Why the gays fight

I enjoyed Justin Noia's Nov. 1 column about gay pride. It mirrored a good deal of my ignorance about gay culture when I first came out.

Then, last spring, in a casual chat with a professor, I was put on the spot: "Why do you think we are fighting for marriage rights?" I had taken Professor Erwin Chemerinsky's class; I was ready to answer this question. But my legal citations and historical referents were trite. There was a much better answer: "When your friends are dying from a medical condition that the White House won't talk about and the National Institutes of Health won't research, and lovers are denied access to hospital rooms because they aren't-and can't be-legally married, it catalyzes your politics."

Pride (or whatever you want to call this nebulous identity issue) does not come about without substance. Marginalized groups-and Noia admits gays are marginalized, even if he's not personally afraid of us-create identity politics by identifying oppression and then fighting that oppression by taking it public. Jews cite the holocaust, blacks slavery, gays AIDS and the legal prejudices that have survived.

So before pointing out the semantic flimsiness of a "pride movement," remember the movement itself has its own natural progression, as do the individuals involved. Whatever it is labeled today, and however "unnatural" a demand is being made, people taking their identity seriously is not a unique or surprising phenomenon.
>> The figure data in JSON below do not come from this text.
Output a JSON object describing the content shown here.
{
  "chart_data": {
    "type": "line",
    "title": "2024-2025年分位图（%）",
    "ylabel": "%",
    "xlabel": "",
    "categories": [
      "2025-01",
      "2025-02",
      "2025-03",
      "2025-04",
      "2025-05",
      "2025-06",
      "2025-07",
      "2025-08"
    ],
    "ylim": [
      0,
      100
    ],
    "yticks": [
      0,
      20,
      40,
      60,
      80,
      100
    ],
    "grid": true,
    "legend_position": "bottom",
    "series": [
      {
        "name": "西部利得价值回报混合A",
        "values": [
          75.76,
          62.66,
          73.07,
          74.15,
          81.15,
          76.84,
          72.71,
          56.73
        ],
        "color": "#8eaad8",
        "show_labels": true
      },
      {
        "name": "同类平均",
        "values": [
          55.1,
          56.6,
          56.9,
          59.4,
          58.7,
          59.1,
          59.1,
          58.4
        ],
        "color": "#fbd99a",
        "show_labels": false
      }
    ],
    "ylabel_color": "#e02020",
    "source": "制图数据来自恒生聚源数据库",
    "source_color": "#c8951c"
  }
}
Furthermore, a reductionist critique-lumping all non-straight couples together as "unnatural"-completely sidesteps the nuanced differences within the Lesbian, Gay, Bisexual and Transgender community.

The fight for marriage is more than just pride flexing itself, it's a fight for social mobility and tangible benefits. This is not just a philosophical construct, it's a social reality. So why is there pride? Because there is oppression. And oppression gets internalized quite easily. And in a society where we're told daily that we're free, it is hard to tell individuals coming out of silence to hush up and not identify with a greater cause.